Desventuras em série...




Começa assim...tá tudo bom, tá tudo bem. A vida vai entrando nos eixos e já não é mais tão difícil quanto no começo. Aí de repente não posso mais ir pra faculdade porque quem deveria cuidar do meu filho não consegue (as in não quer e prefere ficar assistindo que terceiros o façam). Então a gente troca tudo que é matéria presencial pra EAD menos uma, porque essa prende matérias mínimas e tirá-la atrasaria minha formatura, porque a professora é fantástica e porque eu adoro Psicopatologia.
Ok...primeira batalha vencida.

Aí começa a surgir a questão de que talvez seja necessário sair de casa e ir trabalhar. Porque o provedor da casa decidiu mudar radilcamente de ramo e eu temo que falte ao meu filho, então bora arregaçar as mangas. Mas como não trabalho desde 2012...

Aí é sábado e parece que o barco atingiu uma calmaria.  Mas oh....volte 2 casas e releia o Cumpade....O dia é tranquilo, ouso dizer que é um bom dia. Mas a noite chega e aparentemente eu volto no tempo. Sou chamada, saio de casa, gritos, choro, divórcio, aff...me chamam só pra eu testemunhar a briga. Aí vem o papo de "não aguento mais, vou me matar" e se de um lado eu "sei" que é só mais uma chantagem emocional ridícula por outro eu sei que pode ser verdade.
Daí o Robbin Williams se mata logo na segunda pra a pulga atrás da minha orelha ficar obesa!!!!!
Mas óbvio que passa, o divórcio nem é citado e o casal está em lua de mel. Só eu que reativei todos os terrores da infância...mas né? Quem liga?

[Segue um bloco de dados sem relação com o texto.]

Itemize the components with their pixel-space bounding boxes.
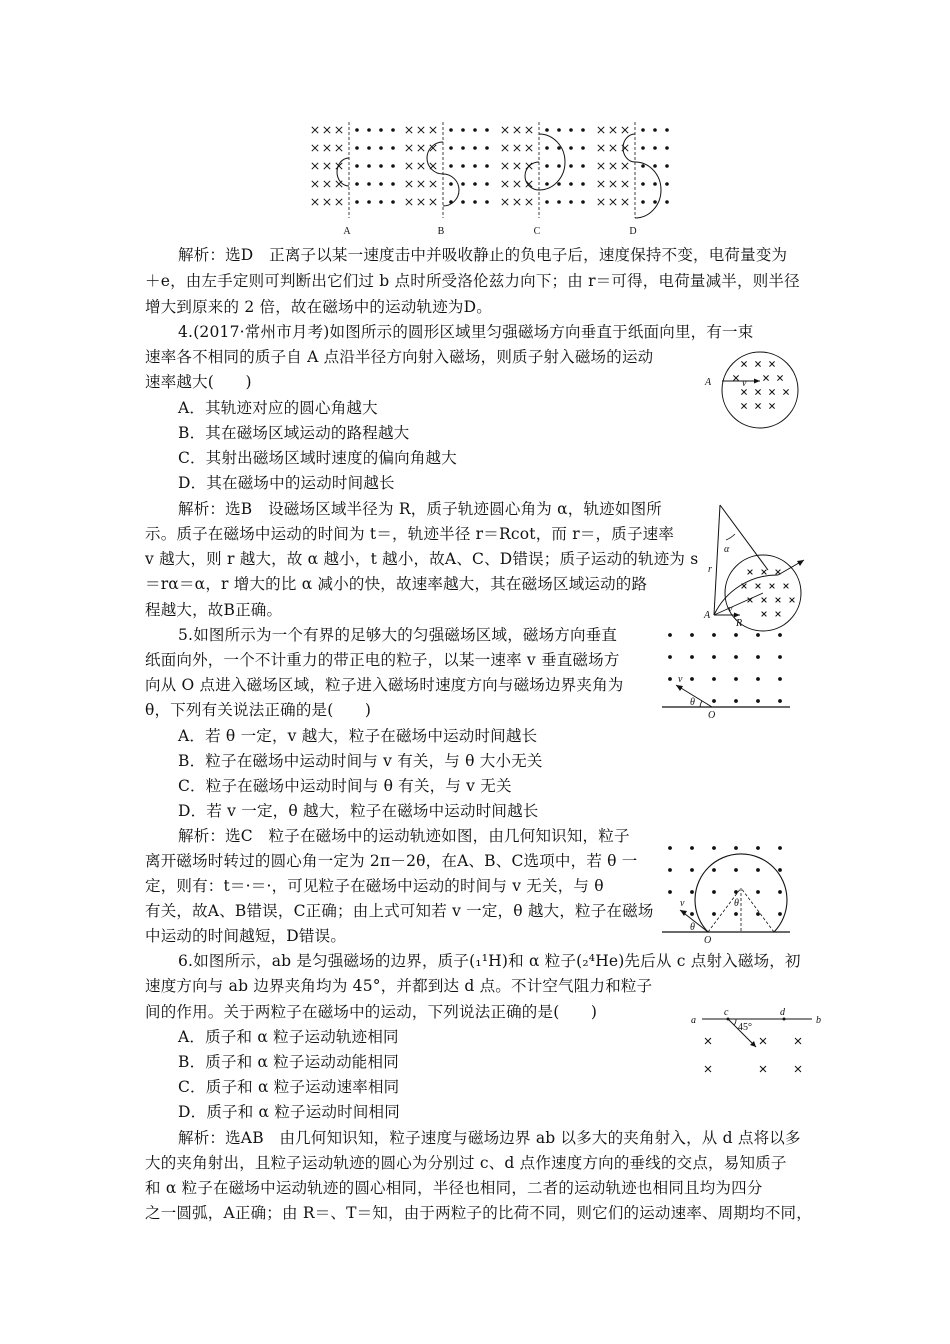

E chega a quarta-feira e é dia de ir pra aula. E são mensagens no whatsapp dizendo que não dá, que vai dar mamadeira, que é desesperador, que ele só chora. E fim! Tiro a matéria também, assim que chego em casa. E começo a cogitar se não é melhor trancar a matrícula até o guri crescer ou me separar, afinal ser mãe solteira com alguém do lado é foda.....

E pra coroar teve Ravi caindo de cara no chão e ficando com roxo na testa e meu maldito siso inflamando.

Mas sabe qual a pior parte? Todo mundo precisa ser escutado, todo mundo quer ser escutado. Mas ninguém quer escutar...

Junta o fato de não ter ninguém disposto a me ajudar a conciliar faculdade com filho pequeno, com o fato de ninguém estar lá pra me ouvir e olha....

Não sei mais quanto eu aguento!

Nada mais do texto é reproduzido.